Samuel Warren (1807–1877) was a lawyer who eventually achieved the well-rewarded post of Master of Lunacy with responsibility to adjudicate on the financial affairs of lunatics. When younger, he had also for 6 years ‘actively engaged in the practical study of physic’, perhaps as apprentice to an apothecary. His many tales, published first in Blackwood's Magazine, inspired imitation from Poe, Le Fanu and Dickens, and concentrated on sensational medical case histories, especially including the supernatural, insanity and deathbeds, ideally all three, as below.
In The Spectre-Smitten, law student Mr M returns to gloomy Lincoln's Inn after a night of revelry, to find a figure of ‘ghastly hue’ sitting in his armchair, which then terrifyingly stretches out its arms and approaches.

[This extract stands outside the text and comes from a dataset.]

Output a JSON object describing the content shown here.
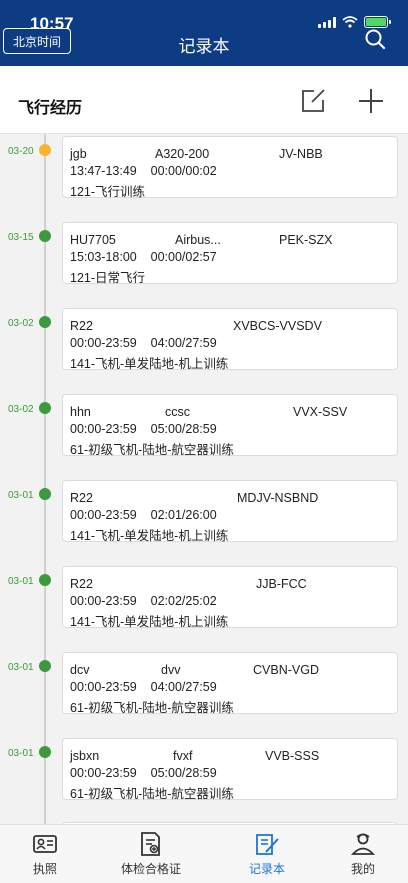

Mr M falls ‘senseless on the floor’, proceeding to frequent convulsions, twitchings and contortions. He recovers consciousness, but learning that his neighbour died on the night of the apparition becomes convinced he is haunted by him. The physician forms the opinion that Mr M is ‘suffering from a very severe congestion of the vessels of the brain’, and orders ‘copious venesection – his head to be shaven, and covered perpetually with cloths soaked in evaporating lotions – blisters behind his ears and at the nape of the neck – and appropriate internal medicines’. This fails to prevent an attempted murderous assault with a razor after which the patient is put in a strait jacket, strapped to a bed, and removed to an asylum ‘reduced to a state of drivelling idiocy – complete fatuity!’ Even though Mr M improves somewhat, he is still convinced, despite the physician trying to reason with him, that he is constantly under the watch of a huge boa constrictor. Apparent recovery notwithstanding, he later destroys himself ‘in a manner too terrible to mention’.
This is one of the more coherent stories. It is best if the reader can just relax and enjoy shock by shock, hoping that current interventions have made progress.